Melakukan normalisasi dan pemeliharaan jalan poros dan jembatan yang sangat mendesak dan dibutuhkan masyarakat, satu di antaranya Poros Aralle-Baruru.
Mengembangkan Ekonomi Daerah yang Merata Berbasis Ekonomi Kerakyatan
Dalam mewujudkan misi ini, Welem juga akui terus menerus berkomunikasi san berkolaborasi dengan berbagai pihak, baik dalam daerah maupun luar daerah Kabupaten Mamasa.
Langkah yang dilakukan dalam mewujudkan misi ini, yakni memfasilitasi petani melalui kelompok tani agar lebih bersemangat meningkatkan produktivitas dengan memfasilitasi penyaluran bibit-bibit pertanian secara gratis, dukungan alat pertanian dan penyaluran pupuk gratis kepada kelompok tani berdasarkan RDKK kementerian pertanian, untuk tahun 2025.
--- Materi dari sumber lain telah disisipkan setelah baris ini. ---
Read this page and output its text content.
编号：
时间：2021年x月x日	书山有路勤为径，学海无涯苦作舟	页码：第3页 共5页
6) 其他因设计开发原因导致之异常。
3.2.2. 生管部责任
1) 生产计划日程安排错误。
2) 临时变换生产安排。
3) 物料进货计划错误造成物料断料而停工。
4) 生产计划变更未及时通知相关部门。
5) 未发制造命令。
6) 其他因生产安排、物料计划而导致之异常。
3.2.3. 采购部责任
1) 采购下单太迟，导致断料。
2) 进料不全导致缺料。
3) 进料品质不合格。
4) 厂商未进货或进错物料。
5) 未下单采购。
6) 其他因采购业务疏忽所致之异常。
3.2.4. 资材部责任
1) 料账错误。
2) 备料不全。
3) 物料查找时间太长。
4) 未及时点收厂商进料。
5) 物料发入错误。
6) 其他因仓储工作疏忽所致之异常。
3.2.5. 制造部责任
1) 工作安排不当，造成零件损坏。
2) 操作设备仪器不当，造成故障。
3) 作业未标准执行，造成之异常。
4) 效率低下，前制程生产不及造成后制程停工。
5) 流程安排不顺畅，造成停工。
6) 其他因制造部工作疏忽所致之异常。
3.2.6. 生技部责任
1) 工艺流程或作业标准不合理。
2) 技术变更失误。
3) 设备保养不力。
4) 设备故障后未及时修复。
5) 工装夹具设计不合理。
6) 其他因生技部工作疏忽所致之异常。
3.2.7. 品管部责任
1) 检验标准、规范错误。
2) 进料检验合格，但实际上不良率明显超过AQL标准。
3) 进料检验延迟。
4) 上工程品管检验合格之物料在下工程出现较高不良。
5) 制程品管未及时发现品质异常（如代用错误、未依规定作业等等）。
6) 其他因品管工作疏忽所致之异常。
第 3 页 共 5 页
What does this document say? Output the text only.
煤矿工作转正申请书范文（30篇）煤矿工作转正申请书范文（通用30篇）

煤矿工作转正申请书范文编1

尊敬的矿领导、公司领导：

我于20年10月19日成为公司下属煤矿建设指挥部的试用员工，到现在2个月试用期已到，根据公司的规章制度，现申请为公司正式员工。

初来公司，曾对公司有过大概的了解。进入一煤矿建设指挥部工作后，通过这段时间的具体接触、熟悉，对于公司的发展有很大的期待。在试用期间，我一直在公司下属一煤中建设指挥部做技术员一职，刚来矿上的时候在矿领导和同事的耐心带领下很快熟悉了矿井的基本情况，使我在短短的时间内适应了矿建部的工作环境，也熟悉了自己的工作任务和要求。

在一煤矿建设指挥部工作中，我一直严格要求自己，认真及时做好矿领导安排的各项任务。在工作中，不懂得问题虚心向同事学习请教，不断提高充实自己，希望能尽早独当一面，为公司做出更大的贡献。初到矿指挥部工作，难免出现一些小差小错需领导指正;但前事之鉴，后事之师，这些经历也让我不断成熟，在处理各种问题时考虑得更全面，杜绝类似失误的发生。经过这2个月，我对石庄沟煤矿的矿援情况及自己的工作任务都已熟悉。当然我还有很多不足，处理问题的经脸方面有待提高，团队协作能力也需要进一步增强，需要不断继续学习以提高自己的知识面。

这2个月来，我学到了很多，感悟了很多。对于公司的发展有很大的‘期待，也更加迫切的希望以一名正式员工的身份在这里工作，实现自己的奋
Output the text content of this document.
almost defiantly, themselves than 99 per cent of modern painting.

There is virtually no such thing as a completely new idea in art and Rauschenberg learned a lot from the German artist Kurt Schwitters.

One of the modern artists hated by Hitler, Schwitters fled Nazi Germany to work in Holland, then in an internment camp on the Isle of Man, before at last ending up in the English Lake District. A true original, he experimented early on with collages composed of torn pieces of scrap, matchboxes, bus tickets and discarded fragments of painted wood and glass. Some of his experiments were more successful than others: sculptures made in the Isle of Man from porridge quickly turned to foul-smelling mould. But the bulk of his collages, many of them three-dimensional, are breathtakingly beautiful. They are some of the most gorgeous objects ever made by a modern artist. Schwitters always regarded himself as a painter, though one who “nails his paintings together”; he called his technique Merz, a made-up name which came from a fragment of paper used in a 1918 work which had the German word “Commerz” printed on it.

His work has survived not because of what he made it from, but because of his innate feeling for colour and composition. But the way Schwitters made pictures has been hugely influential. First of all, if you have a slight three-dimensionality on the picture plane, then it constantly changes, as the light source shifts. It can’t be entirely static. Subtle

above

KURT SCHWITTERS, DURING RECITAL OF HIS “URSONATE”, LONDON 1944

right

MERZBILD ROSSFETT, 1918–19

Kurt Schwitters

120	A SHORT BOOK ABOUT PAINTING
Adapun jumlah kelompok tani yang terdaftar tahun 2025 yaitu sebanyak 1.878 kelompok.
Dari jumlah itu, yang mampu mencairkan bantuan pupuk gratis sebanyak 533 kelompok.
Diakui Welem, penyaluran pupuk gratis ini belum maksimal disebabkan beberapa faktor.
Masalah yang dihadapi karena program pupuk gratis ini dilaksanakan di pertengahan tahun anggaran.
Sehingga, kemampuan dan waktu kelompok tani menyiapkan dokumen, dianggap sangat terbatas.
“Ada juga beberapa kelompok tani yang tidak yakin bahwa akan ada pupuk gratis, sehingga tidak mau mengurus dokumen kelompoknya,” akunya.
Selain itu, karena pupuk gratis inu merupakan program baru, maka semua pihak berhati-hati dalam proses penyaluran.
Kendati begitu, ia berharap di tahun 2026, jumlah kelompok yang sudah ditetapkan, dimungkinkan menerima pupuk gratis, baik kelompok tani sawah maupun kelompok tani perkebunan.
“Tahun 2026 kita siapkan pupuk kapur atau dolomit sebanyak 80 ton yang siap disalurkan secara gratis,” kata Welem lanjut.
Selain itu, guna meningkatkan ekonomi masyarakat, Pemda Mamasa juga telah memfasilitasi pelaku UMKM untuk berjualan di Lapangan Kondosapta.